Coggins v. New England Patriots Football Club, Inc.

492 N.E.2d 1112 (1986)

Facts

Sullivan (D) purchased an AFL franchise. Sullivan paid $25,000 for the franchise. Four months later he organized a corporation and then contributed his AFL franchise to the corporation while nine others contributed $25,000 each, and in return, each got 10,000 shares of voting common stock. Four months later, the corporation sold 120,000 shares of nonvoting common stock to the public at $5 per share. Up to April 1974, Sullivan had effective control over the corporation and owned 23,178 voting shares and 5,499 nonvoting shares. However, Sullivan was ousted as from the presidency of the corporation. By November 1975, Sullivan got control of all 100,000 voting shares at a price of $102 per share and then renamed the club to the New England Patriots Football Club, Inc. To finance his coup, Sullivan borrowed $5,348,000 from the Rhode Island Hospital National Bank and the LaSalle National Bank of Chicago. As a condition, he was to use his best efforts to repay the loans and thus it was necessary to the eliminate the interests of the nonvoting shares.
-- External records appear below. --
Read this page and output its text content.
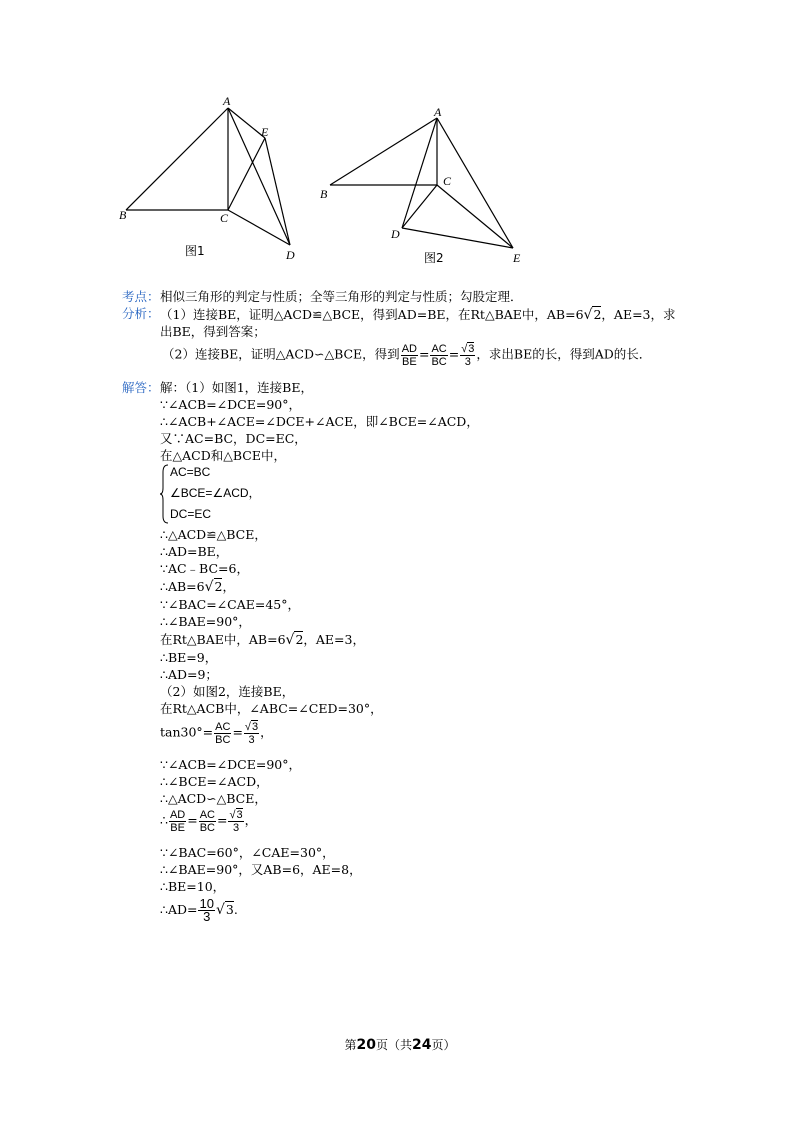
A
B	C
D
E
图1
A
B
C
D
E
图2
考点： 相似三角形的判定与性质；全等三角形的判定与性质；勾股定理．
分析： （1）连接BE，证明△ACD≌△BCE，得到AD=BE，在Rt△BAE中，AB=6√2，AE=3，求
出BE，得到答案；
（2）连接BE，证明△ACD∽△BCE，得到 $\frac{AD}{BE} = \frac{AC}{BC} = \frac{√3}{3}$ ，求出BE的长，得到AD的长．
解答： 解：（1）如图1，连接BE，
∵∠ACB=∠DCE=90°，
∴∠ACB+∠ACE=∠DCE+∠ACE，即∠BCE=∠ACD，
又∵AC=BC，DC=EC，
在△ACD和△BCE中，
AC=BC
∠BCE=∠ACD，
DC=EC
∴△ACD≌△BCE，
∴AD=BE，
∵AC﹣BC=6，
∴AB=6√2，
∵∠BAC=∠CAE=45°，
∴∠BAE=90°，
在Rt△BAE中，AB=6√2，AE=3，
∴BE=9，
∴AD=9；
（2）如图2，连接BE，
在Rt△ACB中，∠ABC=∠CED=30°，
$\tan 30^\circ= \frac{AC}{BC} = \frac{√3}{3}$ ，
∵∠ACB=∠DCE=90°，
∴∠BCE=∠ACD，
∴△ACD∽△BCE，
∴ $\frac{AD}{BE} = \frac{AC}{BC} = \frac{√3}{3}$ ，
∵∠BAC=60°，∠CAE=30°，
∴∠BAE=90°，又AB=6，AE=8，
∴BE=10，
∴AD= $\frac{10}{3} √3$.
第20页（共24页）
A new corporation was formed with the name New Patriots Football Club (D). A merger agreement was executed that provided that the nonvoting stock would be exchanged for cash at $15 per share and then the name would be changed back to the old name used before. The law required the approval of the merger by a majority vote of each affected class of stock. The nonvoting shareholders approved the merger. It was finished. Coggins (P) owned ten shares of nonvoting stock. P was upset at what was going on and sued. The trial judge found in favor of P's class but determined that the merger should not be undone and ruled that Ps were entitled to rescission damages. P appealed.